To Kathleen.Sebelius@hhs.gov

The Honorable Kathleen Sebelius
Secretary, U.S. Department of Health and Human Services
200 Independence Avenue, SW
Washington, D.C. 20201

Dear Secretary Sebelius:

Summary: The vaccine shortage may be an inevitable result of DHHS's mistakes of the past. Those mistakes should be disclosed so they won't be repeated. The lack of disclosure is a problem that is easy and inexpensive to fix.

Thank you for asking Dr. Nicole Lurie to reply to our letter or letters (of September 30, August 26, July 20). However, we are disappointed that Dr. Lurie's reply (October 19) fails to deal with the main issues we raised.

In her letter to us Dr. Lurie wrote: "We agree that transparency is essential to our H1N1 response and we work continuously to maximize transparency to the greatest extent possible."

For a government agency, "transparency" should not consist of trying to excuse a problem only after it becomes obvious to everyone. Now that a vaccine shortage is front page news across the country, your agency has no choice but to provide an explanation. As reported in detail in the press, agency officials have blamed the shortage:

  • On the unusual behavior of the virus (it grows much more slowly than had been expected)
  • On the manufacturers (they ran into problems loading the finished vaccine into vials, and they also provided DHHS with "overly rosy" predictions about their delivery of vaccine)
  • On state and local health officials and the news media (DHHS gave in to pressure from them when making predictions, prematurely, about the availability of vaccine)
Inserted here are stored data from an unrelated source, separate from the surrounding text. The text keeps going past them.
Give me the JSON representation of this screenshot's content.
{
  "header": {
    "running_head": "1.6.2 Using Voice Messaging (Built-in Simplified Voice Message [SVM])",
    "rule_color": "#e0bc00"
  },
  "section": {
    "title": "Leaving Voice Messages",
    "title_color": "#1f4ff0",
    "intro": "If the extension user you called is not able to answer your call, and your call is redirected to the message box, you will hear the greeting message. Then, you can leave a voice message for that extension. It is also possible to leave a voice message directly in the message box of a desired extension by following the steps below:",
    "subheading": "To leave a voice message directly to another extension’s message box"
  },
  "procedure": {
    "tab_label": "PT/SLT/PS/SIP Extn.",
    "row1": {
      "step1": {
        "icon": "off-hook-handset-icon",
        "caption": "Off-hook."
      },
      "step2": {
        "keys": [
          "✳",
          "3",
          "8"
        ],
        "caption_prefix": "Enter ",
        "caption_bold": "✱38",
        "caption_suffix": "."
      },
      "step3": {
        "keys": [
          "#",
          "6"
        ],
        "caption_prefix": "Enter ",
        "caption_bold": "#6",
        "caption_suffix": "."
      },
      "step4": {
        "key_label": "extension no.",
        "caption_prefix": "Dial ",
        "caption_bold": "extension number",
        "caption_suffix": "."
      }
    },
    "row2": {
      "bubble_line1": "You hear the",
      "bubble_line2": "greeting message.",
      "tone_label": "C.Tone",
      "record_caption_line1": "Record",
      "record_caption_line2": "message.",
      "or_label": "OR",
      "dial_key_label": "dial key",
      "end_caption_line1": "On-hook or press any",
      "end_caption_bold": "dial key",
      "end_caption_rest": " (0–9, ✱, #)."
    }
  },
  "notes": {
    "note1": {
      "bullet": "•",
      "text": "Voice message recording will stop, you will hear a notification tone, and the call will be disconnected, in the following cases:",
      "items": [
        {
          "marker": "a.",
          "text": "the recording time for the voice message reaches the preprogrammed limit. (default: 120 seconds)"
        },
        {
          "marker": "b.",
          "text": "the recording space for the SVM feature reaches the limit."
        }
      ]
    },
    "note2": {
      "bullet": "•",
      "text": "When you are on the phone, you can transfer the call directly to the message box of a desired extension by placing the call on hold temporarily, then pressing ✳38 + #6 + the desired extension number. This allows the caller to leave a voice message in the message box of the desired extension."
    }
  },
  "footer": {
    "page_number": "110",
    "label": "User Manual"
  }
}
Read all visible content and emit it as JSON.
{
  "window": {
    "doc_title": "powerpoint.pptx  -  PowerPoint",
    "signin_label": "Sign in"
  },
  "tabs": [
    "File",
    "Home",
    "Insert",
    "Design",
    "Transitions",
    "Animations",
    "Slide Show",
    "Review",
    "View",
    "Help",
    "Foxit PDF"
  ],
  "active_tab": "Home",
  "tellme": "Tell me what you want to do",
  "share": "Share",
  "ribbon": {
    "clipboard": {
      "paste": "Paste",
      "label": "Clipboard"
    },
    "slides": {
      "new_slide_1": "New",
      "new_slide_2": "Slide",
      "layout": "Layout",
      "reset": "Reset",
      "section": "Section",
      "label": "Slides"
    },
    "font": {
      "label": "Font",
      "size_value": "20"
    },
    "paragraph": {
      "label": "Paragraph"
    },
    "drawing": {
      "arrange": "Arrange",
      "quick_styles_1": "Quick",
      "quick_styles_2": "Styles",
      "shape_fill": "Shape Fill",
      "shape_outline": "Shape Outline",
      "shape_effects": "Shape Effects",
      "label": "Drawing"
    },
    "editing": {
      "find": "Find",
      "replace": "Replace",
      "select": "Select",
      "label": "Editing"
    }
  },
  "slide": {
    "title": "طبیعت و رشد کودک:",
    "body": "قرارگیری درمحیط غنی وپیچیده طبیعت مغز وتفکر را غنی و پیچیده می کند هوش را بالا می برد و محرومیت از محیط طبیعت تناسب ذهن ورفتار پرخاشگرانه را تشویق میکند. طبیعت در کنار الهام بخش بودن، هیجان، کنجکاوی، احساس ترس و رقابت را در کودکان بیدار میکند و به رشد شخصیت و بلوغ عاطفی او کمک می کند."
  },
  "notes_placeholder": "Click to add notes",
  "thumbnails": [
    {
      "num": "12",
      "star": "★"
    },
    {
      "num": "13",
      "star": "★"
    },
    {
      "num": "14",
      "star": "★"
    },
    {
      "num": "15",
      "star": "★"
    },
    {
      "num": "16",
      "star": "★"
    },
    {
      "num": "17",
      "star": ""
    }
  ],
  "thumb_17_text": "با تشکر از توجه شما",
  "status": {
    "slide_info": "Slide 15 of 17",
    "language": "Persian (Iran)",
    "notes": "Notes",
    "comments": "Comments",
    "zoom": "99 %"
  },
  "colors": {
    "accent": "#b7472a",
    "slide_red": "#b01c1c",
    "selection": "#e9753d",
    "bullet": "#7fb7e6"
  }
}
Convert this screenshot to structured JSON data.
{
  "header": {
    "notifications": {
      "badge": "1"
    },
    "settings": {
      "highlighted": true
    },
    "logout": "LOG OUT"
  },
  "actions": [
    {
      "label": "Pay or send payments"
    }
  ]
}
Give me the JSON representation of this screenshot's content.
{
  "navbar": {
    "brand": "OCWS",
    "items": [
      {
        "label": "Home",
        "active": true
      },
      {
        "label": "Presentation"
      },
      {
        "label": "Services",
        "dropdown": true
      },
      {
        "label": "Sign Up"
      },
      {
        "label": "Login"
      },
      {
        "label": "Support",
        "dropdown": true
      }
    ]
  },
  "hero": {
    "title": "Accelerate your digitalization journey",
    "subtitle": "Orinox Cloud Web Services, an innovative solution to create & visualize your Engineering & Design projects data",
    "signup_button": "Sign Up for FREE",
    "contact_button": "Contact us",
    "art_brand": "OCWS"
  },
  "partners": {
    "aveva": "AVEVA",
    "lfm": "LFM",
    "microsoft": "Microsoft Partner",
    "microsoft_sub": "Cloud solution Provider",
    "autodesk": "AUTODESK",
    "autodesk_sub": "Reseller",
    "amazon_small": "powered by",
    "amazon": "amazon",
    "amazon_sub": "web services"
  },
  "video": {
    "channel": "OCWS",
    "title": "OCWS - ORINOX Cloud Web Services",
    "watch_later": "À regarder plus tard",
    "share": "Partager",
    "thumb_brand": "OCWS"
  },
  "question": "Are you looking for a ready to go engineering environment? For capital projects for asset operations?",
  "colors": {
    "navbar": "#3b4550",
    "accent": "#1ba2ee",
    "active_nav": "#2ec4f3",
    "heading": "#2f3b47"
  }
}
But no one in DHHS has acknowledged any significant misjudgment by agency officials. No one has accepted a significant share of the responsibility for the vaccine shortage. No one has said, "We made a mistake."

Members of Congress concerned about the current shortage of vaccine are seeking an explanation in mistakes of the recent past – the last few months. But at the time the flu pandemic began last spring, the shortages we are experiencing now may already have been inevitable – a result of bad decisions made by DHHS long before that. These decisions should be disclosed and examined in order to guide DHHS in its future decisions.

What should be done now? POGO's quest for greater transparency

The public would benefit from knowing DHHS's future plans for H1N1 flu vaccine production – not only its emergency plans for dealing with the current vaccine shortage, but especially the agency's longer-range plans if the pandemic persists beyond the next few months, as is likely.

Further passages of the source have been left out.